Let’s check out his stuff:
As you can see, he threw a lot of fastballs, with the majority of them being of the 4 Seam variety, with an exceptional amount of “rise”. He also mixed in a couple of sinkers. His curve was reported to be his go to pitch in the minors, and it’s easy to say why. He got nearly 10 inches of vertical break on some of them, while also getting some good sweeping action. Using Dave Allen’s method of calculating “Total Break” on curveballs (detailed in the comments section), we can see that the curve he displayed today would be in the upper echelon in terms of expected value, at least in regards to movement. Location, sequencing and velocity are obviously other factors as well. His slider looks to be a good pitch also, with nice tight breaking movement and good velocity.
Anyway, with him throwing a lot of those “rising” fastballs, we can expect that he pitched up in the zone. Let’s take a look at his location chart, with the swinging strikes indicated:
As you can see, he did work up in the strike zone zone with all of his pitches and rarely went below the strike zone. Despite that, his stuff was very effective tonight, especially his fastball. He got 11 swinging strikes out of 77 fastballs that he threw yesterday. When you consider that the league average swinging strike rate for fastballs is roughly 3.5%, the fact that Davis was able to register over 14% is awfully impressive.

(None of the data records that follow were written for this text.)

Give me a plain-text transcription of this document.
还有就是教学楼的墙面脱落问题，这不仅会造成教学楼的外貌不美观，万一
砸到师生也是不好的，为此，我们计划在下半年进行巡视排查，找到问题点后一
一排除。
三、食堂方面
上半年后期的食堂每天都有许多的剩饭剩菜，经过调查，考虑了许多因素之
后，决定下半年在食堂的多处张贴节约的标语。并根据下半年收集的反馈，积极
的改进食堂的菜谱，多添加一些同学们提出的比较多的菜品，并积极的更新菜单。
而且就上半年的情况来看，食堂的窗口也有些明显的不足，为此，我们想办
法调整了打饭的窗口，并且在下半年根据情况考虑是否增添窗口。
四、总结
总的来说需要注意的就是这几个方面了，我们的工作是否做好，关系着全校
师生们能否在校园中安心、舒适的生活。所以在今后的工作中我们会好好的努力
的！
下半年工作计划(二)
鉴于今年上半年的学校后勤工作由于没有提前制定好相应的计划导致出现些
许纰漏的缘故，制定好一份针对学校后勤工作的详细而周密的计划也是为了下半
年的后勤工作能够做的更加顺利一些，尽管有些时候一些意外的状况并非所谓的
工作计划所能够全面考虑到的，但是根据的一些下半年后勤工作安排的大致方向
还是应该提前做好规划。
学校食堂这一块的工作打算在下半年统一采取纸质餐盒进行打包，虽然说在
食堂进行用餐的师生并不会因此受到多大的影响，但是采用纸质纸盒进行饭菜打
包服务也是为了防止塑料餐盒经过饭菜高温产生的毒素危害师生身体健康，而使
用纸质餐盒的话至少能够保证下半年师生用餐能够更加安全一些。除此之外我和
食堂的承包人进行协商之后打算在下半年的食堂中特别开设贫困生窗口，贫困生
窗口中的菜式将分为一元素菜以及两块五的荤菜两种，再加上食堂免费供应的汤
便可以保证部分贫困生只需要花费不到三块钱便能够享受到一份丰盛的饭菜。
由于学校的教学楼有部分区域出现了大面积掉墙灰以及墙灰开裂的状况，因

Considering his straight fastball, and his apparent disposition to working up the strike zone, you would expect him to be an extreme fly ball pitcher. However, looking at his batted ball data from Minor League Splits doesn’t support that hypothesis, as over 45% balls in play over his career have been on the ground. It seems that he simply was just not locating his pitches well tonight, or he has a weird ability to get ground balls on pitches up in the zone. We’ll have to follow that in his next couple of starts.

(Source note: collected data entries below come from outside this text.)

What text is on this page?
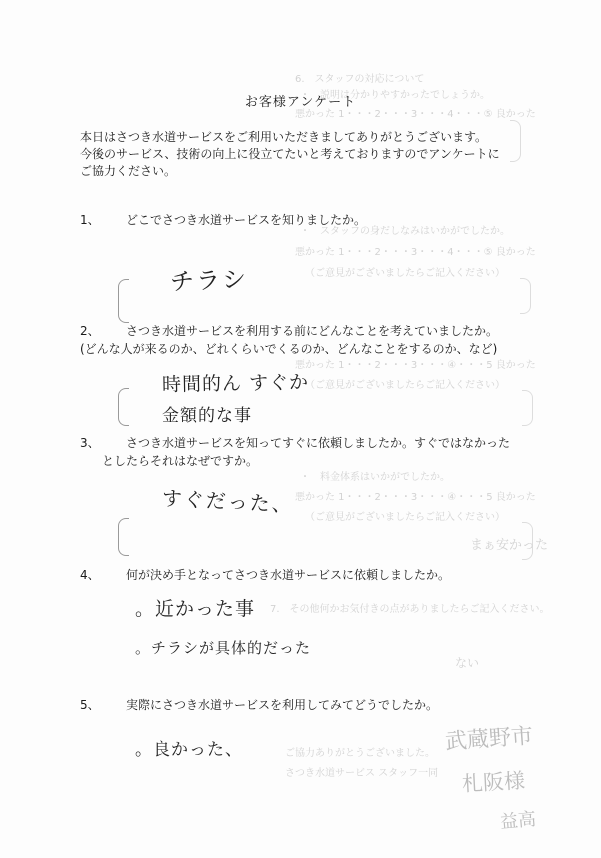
6.　スタッフの対応について
・　説明は分かりやすかったでしょうか。
悪かった 1・・・2・・・3・・・4・・・⑤ 良かった
・　スタッフの身だしなみはいかがでしたか。
悪かった 1・・・2・・・3・・・4・・・⑤ 良かった
（ご意見がございましたらご記入ください）
悪かった 1・・・2・・・3・・・④・・・5 良かった
（ご意見がございましたらご記入ください）
・　料金体系はいかがでしたか。
悪かった 1・・・2・・・3・・・④・・・5 良かった
（ご意見がございましたらご記入ください）
まぁ安かった
7.　その他何かお気付きの点がありましたらご記入ください。
ない
ご協力ありがとうございました。
さつき水道サービス スタッフ一同
お客様アンケート
本日はさつき水道サービスをご利用いただきましてありがとうございます。
今後のサービス、技術の向上に役立てたいと考えておりますのでアンケートに
ご協力ください。
1、 どこでさつき水道サービスを知りましたか。
チラシ
2、 さつき水道サービスを利用する前にどんなことを考えていましたか。
(どんな人が来るのか、どれくらいでくるのか、どんなことをするのか、など)
時間的ん すぐか
金額的な事
3、 さつき水道サービスを知ってすぐに依頼しましたか。すぐではなかった
としたらそれはなぜですか。
すぐだった、
4、 何が決め手となってさつき水道サービスに依頼しましたか。
。近かった事
。チラシが具体的だった
5、 実際にさつき水道サービスを利用してみてどうでしたか。
。良かった、	武蔵野市
札阪様
益高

What is clear is that this guy looks like a very good prospect going forward. When you combine the stuff that he has, his success in the minors and in his first start in the majors, and the fact that he has always been highly touted; you have a guy who has the potential to be a #1 or #2 starter in the majors. With a least a few other potential stars lurking in the Rays farm system, this team could be very interesting to watch over the next couple of years.